In “Origin and hysteresis of lithium compositional spatiodynamics within battery primary particles,” published in Science, a team of researchers from the SLAC National Accelerator Laboratory, Berkeley Lab, Stanford University, et al describe their specially designed “liquid electrochemical STXM nanoimaging platform,” which uses soft X-rays to image lithium iron phosphate particles as they charge (delithiate) and discharge (lithiate) in a liquid electrolyte.
“The platform we developed allows us to image battery dynamics at the mesoscale, which is between a few nanometers and a few hundreds of nanometers,” says team leader Will Chueh. “This is a very difficult length scale to image in a functioning battery, but it’s critically important, because this is the scale that controls the fundamental processes involved in battery degradation and recharge time.”
“Our STXM-based platform provides the ability to image these electrochemical changes within a single battery particle,” adds team member David Shapiro. “And it offers the real-time resolution required to map the changes in the particles’ chemical composition and current densities, at a sub-particle scale, as the particles lithiate and delithiate.”
Previously, scientists have used transmission electron microscopy (TEM) to study working batteries at the nanoscale. This approach offers good spatial resolution, but X-ray microscopy can image a larger field of view and thicker materials than TEM, so it can study materials that more closely resemble real-world batteries.

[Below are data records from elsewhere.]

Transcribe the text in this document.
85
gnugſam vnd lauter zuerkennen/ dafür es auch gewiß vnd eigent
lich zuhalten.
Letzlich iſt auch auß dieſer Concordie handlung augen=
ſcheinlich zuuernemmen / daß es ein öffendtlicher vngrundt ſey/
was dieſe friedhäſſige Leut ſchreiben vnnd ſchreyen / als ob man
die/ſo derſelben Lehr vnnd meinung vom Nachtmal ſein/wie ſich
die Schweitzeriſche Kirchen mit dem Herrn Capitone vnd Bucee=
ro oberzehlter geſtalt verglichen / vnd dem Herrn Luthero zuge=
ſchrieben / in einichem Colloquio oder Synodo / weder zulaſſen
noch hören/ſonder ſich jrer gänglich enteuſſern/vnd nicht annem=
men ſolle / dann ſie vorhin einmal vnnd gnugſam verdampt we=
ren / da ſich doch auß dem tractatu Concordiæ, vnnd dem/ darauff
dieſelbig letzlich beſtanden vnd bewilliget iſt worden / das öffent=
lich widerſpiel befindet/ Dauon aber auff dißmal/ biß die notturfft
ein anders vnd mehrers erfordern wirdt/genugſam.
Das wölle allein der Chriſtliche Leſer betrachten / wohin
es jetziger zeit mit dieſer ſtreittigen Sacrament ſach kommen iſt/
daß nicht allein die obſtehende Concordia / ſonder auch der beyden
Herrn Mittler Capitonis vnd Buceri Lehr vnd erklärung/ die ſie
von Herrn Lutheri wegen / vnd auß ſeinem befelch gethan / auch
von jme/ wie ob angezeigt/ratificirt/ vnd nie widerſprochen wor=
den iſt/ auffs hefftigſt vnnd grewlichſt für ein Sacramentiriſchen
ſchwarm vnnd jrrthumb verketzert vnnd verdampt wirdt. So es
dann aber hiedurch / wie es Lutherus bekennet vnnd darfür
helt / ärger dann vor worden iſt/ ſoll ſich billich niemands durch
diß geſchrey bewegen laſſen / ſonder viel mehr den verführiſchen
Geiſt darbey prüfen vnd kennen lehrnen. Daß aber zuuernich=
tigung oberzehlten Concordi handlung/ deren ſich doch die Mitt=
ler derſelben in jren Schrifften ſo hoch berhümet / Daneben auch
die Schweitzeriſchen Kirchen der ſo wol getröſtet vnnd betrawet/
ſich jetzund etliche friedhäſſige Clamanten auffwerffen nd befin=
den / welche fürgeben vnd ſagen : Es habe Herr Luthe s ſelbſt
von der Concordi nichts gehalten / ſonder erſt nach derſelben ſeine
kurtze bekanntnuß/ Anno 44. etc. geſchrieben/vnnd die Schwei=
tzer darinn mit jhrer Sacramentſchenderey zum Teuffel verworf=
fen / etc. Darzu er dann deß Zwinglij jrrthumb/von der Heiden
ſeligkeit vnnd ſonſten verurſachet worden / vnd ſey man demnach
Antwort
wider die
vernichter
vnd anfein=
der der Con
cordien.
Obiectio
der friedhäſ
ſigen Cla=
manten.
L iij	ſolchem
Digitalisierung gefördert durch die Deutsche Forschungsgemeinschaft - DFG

Shapiro and colleagues are now building even more powerful X-ray microscopes, hoping to improve the platform’s spatial resolution by a factor of ten. “We are now working to achieve a spatial resolution approaching the soft X-ray wavelength, between one and five nanometers,” says Shapiro. “This will enable us to image chemical phases within the smallest available particles, often less than 100 nanometers in size, and still give us the penetrating power to look at large volumes of material, such as thousands of battery particles.”